她停頓半晌,笑了一下「你同我無話可說……沒關係,我倒是有很多話想和你說。」
她坐正,看了他一會,慢慢問「說說你歷劫時發生了什麼,如何。」
謝殞倏地抬眸,視線交匯,芙嫣被那目光刺了一下,但還是堅持着不曾妥協。
「明明你之前……為何回來後突然就要和別人在一起?」
她的未盡之語可以有很多解讀方式。
比如明明他之前無心情愛,為何歷劫一次回來就有了?
再比如明明他之前……也不是完全無動於衷,她甚至覺得自己快要守得雲開了,怎麼就因為短短几百年的一次歷劫,她難得的一次放任,就全都不一樣了?
謝殞若永遠不與誰在一起,那他不要芙嫣,芙嫣可以接受。
可他的無心情愛若只是針對她,換了別人就沒問題,那她絕對接受不了。
說她自私也好,偏執也罷,謝殞作為被愛的人固然無法選擇,與他即將成為未婚妻的小仙也十分無辜,可她始終只是她,不是他們,她不想委屈自己,其他的事也就罷了,這件事上,哪怕冒天下之大不韙,哪怕最後會淪為千夫所指,她也不要就這麼算了。
要她放手?可以,但白白拱手相讓不行。
她一定要得到點什麼。
一定。
謝殞就坐在芙嫣對面,當然感覺得到芙嫣眼神的變化。
他看着指尖酒杯,終是回道「歷劫並非好事,沒什麼好談。
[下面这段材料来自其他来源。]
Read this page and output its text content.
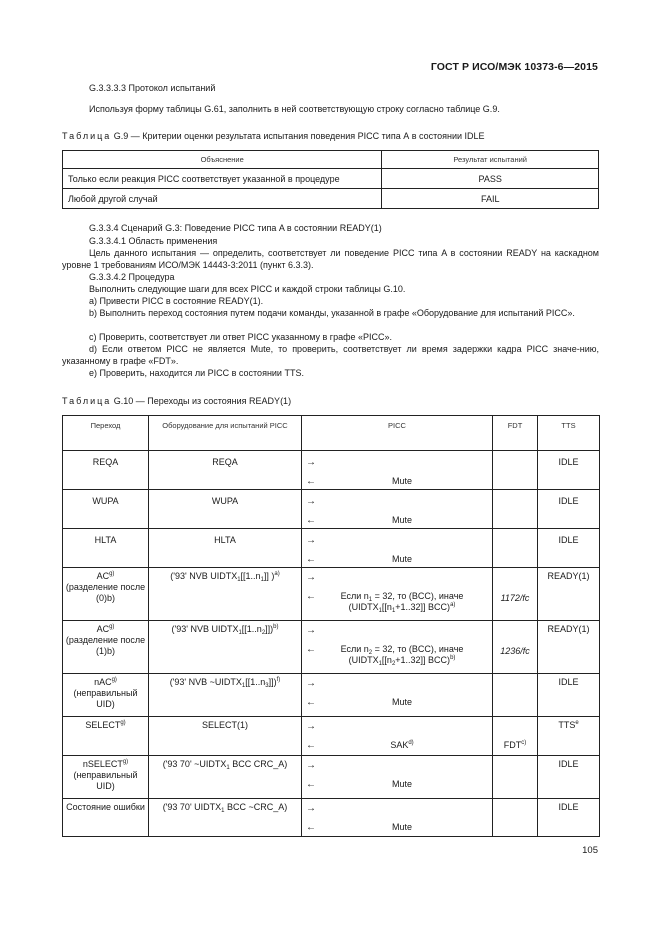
ГОСТ Р ИСО/МЭК 10373-6—2015
G.3.3.3.3 Протокол испытаний
Используя форму таблицы G.61, заполнить в ней соответствующую строку согласно таблице G.9.
Таблица G.9 — Критерии оценки результата испытания поведения PICC типа А в состоянии IDLE
Объяснение	Результат испытаний
Только если реакция PICC соответствует указанной в процедуре	PASS
Любой другой случай	FAIL
G.3.3.4 Сценарий G.3: Поведение PICC типа A в состоянии READY(1)
G.3.3.4.1 Область применения
Цель данного испытания — определить, соответствует ли поведение PICC типа A в состоянии READY на каскадном уровне 1 требованиям ИСО/МЭК 14443-3:2011 (пункт 6.3.3).
G.3.3.4.2 Процедура
Выполнить следующие шаги для всех PICC и каждой строки таблицы G.10.
a) Привести PICC в состояние READY(1).
b) Выполнить переход состояния путем подачи команды, указанной в графе «Оборудование для испытаний PICC».
c) Проверить, соответствует ли ответ PICC указанному в графе «PICC».
d) Если ответом PICC не является Mute, то проверить, соответствует ли время задержки кадра PICC значе-нию, указанному в графе «FDT».
e) Проверить, находится ли PICC в состоянии TTS.
Таблица G.10 — Переходы из состояния READY(1)
Переход	Оборудование для испытаний PICC	PICC	FDT	TTS
REQA	REQA	→
← Mute		IDLE
WUPA	WUPA	→
← Mute		IDLE
HLTA	HLTA	→
← Mute		IDLE
AC$^{g)}$
(разделение после (0)b)	('93' NVB $UIDTX_1[[1..n_1]]$ )$^{a)}$	→
← Если $n_1 = 32$, то (BCC), иначе
($UIDTX_1[[n_1+1..32]]$ BCC)$^{a)}$	1172/fc	READY(1)
AC$^{g)}$
(разделение после (1)b)	('93' NVB $UIDTX_1[[1..n_2]])^{b)}$	→
← Если $n_2 = 32$, то (BCC), иначе
($UIDTX_1[[n_2+1..32]]$ BCC)$^{b)}$	1236/fc	READY(1)
nAC$^{g)}$
(неправильный UID)	('93' NVB $\sim UIDTX_1[[1..n_3]])^{f)}$	→
← Mute		IDLE
SELECT$^{g)}$	SELECT(1)	→
← SAK$^{d)}$	FDT$^{c)}$	TTS$^e$
nSELECT$^{g)}$
(неправильный UID)	('93 70' $\sim UIDTX_1$ BCC CRC_A)	→
← Mute		IDLE
Состояние ошибки	('93 70' $UIDTX_1$ BCC ~CRC_A)	→
← Mute		IDLE
105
」
芙嫣聞言嗤笑一聲「並非好事?不好的事會讓你愛上別人嗎?」
謝殞放下酒杯站起,好像對她忍無可忍。
他緩步朝前,腰間懸玉輕鳴,古者聖王居有法則,動有文章,位執戒輔,鳴玉以行,當是如此。
不過她此時沒心思欣賞他的溫雅之美。
她跟着過去拉住他,執拗道「我真的太好奇,你若不說,哪怕你要和別人成婚我也不會罷休的。」
謝殞回眸「你到底想幹什麼。」
「隨便說說,滿足我的好奇心,就這麼簡單。」芙嫣指着矮几,「回去,坐下。」
她語氣艱澀起來「還想徹底擺脫我的話,就回去坐下,跟我說說。」
謝殞不是會對誰妥協的人。
大多時候他都是寬容地應允別人的請求。
現在也是一樣。
他看着芙嫣,看見她眼圈發紅,聽着她艱難的發言,好像每個字都是在她自己心上割一刀子一樣。
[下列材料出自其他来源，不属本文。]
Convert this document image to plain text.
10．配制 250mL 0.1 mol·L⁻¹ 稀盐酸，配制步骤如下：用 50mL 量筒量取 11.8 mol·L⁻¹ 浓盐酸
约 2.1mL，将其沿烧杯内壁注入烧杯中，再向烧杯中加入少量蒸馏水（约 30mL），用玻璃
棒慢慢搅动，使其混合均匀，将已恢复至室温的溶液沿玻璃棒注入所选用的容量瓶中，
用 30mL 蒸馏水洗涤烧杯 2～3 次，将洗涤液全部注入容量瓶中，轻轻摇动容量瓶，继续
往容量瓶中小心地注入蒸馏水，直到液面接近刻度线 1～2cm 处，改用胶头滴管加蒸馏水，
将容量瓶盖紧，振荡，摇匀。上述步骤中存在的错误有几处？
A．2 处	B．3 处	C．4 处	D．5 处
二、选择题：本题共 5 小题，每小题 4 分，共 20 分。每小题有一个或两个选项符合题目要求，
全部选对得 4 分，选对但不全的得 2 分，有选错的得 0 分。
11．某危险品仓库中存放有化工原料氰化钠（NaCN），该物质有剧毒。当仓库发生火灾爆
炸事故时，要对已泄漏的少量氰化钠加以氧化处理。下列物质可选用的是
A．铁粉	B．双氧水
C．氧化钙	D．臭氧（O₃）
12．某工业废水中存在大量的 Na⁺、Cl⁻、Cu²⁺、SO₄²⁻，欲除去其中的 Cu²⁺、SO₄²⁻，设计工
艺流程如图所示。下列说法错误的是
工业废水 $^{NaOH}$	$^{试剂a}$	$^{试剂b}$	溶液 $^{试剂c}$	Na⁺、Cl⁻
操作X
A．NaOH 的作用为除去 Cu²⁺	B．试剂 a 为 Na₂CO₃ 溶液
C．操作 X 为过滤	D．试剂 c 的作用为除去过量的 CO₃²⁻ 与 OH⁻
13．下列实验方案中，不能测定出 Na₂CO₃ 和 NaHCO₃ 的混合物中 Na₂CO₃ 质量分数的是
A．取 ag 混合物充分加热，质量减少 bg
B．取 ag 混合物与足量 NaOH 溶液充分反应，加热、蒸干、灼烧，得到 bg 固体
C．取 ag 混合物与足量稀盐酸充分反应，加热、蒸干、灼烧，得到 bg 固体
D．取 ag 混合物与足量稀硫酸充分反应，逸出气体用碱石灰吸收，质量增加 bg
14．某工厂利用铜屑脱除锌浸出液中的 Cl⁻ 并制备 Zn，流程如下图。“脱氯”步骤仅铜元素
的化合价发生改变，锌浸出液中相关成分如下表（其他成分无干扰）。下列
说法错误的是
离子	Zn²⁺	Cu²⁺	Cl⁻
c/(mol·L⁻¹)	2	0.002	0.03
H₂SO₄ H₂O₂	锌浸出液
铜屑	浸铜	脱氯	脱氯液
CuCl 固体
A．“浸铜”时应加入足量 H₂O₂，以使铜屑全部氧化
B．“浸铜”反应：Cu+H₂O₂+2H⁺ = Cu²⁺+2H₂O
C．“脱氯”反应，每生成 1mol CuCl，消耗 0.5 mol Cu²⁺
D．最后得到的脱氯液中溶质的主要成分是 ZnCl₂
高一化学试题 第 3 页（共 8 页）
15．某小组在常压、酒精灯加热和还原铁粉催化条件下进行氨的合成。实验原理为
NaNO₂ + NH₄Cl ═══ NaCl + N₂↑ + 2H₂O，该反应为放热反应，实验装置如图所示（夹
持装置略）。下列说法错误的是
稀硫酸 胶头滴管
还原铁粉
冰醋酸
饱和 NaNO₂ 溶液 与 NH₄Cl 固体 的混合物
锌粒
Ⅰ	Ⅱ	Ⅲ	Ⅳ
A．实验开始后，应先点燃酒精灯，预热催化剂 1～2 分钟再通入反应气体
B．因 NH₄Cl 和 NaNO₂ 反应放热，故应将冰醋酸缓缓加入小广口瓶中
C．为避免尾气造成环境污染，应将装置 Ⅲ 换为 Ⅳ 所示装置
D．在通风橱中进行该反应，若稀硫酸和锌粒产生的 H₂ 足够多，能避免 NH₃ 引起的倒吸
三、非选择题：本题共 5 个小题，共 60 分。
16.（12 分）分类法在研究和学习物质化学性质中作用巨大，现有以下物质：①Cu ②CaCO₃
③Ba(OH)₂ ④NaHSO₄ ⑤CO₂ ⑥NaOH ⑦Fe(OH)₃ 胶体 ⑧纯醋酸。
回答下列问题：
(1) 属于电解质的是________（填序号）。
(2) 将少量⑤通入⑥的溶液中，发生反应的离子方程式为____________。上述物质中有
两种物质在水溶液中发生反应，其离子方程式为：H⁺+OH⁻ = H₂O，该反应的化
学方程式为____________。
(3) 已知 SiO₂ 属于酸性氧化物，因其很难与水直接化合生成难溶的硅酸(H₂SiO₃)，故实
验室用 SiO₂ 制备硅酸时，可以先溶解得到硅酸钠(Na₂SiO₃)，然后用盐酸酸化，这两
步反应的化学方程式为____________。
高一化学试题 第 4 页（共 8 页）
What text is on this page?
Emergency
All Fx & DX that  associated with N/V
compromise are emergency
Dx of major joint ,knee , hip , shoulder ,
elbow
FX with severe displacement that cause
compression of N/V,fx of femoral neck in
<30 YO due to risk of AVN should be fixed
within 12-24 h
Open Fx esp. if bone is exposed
他閉了閉眼,別開頭道「沒什麼好說的,你何必非要知道。」
「對你來說沒什麼好說的,對我不一樣。」芙嫣音調都變了,但還是強撐着,「就算是為了徹底甩開我,也難為帝君說一說吧。」
謝殞實在不想再聽她這樣的語氣,終是坐了回去。
芙嫣背對着他自嘲地笑了笑,看啊,說到徹底甩開她,倒是同意了。
他多想拋開她啊。
她對他來說,像不像甩都甩不掉的髒東西?
芙嫣回到他對面坐下,雙目定在他身上,安靜地等待。
謝殞沉默了一會,用簡練的語言描述了一下歷劫時的情形。
在人界歷劫是沒有在仙界記憶的,那時他根本不記得芙嫣是誰。
他生為孤兒,拜入照夜宮,尊照夜宮宮主為師,三年築基,七年金丹,十年便元嬰,一百歲時已經是化神修為,半步飛升。
在作為人界修士的幾百年中,他大多都獨自閉關修煉,偶有幾次下山,結識了幾名道友,其中便有妖修雲淨蕪。
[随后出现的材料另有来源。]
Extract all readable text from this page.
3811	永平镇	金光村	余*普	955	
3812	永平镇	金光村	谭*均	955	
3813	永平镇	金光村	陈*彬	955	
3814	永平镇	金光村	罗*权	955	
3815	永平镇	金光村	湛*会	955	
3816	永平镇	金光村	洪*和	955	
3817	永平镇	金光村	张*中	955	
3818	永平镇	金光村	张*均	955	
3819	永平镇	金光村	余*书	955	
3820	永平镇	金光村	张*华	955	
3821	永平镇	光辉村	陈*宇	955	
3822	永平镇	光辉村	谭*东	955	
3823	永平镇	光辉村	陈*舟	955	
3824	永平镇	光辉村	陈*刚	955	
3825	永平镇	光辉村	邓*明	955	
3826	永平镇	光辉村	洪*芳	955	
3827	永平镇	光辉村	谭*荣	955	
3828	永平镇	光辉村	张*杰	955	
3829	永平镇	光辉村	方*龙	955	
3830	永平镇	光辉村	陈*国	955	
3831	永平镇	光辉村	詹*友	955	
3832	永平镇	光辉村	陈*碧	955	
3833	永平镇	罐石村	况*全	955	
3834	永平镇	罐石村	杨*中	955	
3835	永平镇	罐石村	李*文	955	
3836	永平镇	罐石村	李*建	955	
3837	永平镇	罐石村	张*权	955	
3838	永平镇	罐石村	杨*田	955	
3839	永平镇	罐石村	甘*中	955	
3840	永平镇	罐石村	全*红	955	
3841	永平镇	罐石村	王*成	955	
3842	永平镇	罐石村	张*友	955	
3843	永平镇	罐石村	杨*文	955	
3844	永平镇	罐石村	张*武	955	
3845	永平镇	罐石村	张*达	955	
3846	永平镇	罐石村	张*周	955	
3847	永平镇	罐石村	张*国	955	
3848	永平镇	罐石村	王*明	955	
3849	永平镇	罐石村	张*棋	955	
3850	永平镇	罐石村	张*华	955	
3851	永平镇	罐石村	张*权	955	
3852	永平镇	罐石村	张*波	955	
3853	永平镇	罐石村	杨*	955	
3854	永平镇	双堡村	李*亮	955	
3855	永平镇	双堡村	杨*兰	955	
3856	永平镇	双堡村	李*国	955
魔帝穹鏡不敢招惹仙界,卻敢騷擾人界,他座下四大護法在人界作惡多端,引來人魔惡戰,他沒有身為帝君時的記憶和通天修為,哪怕是人修里的天之驕子,對上魔帝護法也很難佔到便宜,經歷了好一番磨難,最終殺了穹鏡兩名護法,以身殉道。
回歸仙界後,穹鏡還曾送來珍寶以示歉意,他自責御下不嚴,多謝帝君以歷劫之軀幫忙解決了兩門不聽話的手下,萬幸沒有擾亂帝君的歷劫,否則萬死難辭其咎。
這裏面有幾分真幾分假,就不得而知了。
而雲淨蕪在這裏面扮演的角色,不過是可以將後背託付給彼此的好友罷了。
謝殞這個人哪怕歷劫,性格也沒什麼太大變化,是個克制自律,清正溫雅的君子。
在仙界他是無上帝君,深居簡出,沒有朋友不奇怪,在人界換了個身份,忘記了過去,倒是能交上兩三好友了。
只可惜這些好友里,只有雲淨蕪成功得道飛升,其他的還在人界繼續修煉。
芙嫣聽完,只覺得很可笑。
「就這樣?」
她想到謝殞寥寥數語裏雲淨蕪做過的事——替他受過一些傷,救過他幾個同門,和他並肩戰鬥過幾次,這些的前提是,她每次都從謝殞這裏得到了好處,否則她也不會是那些好友里唯一飛升的一個。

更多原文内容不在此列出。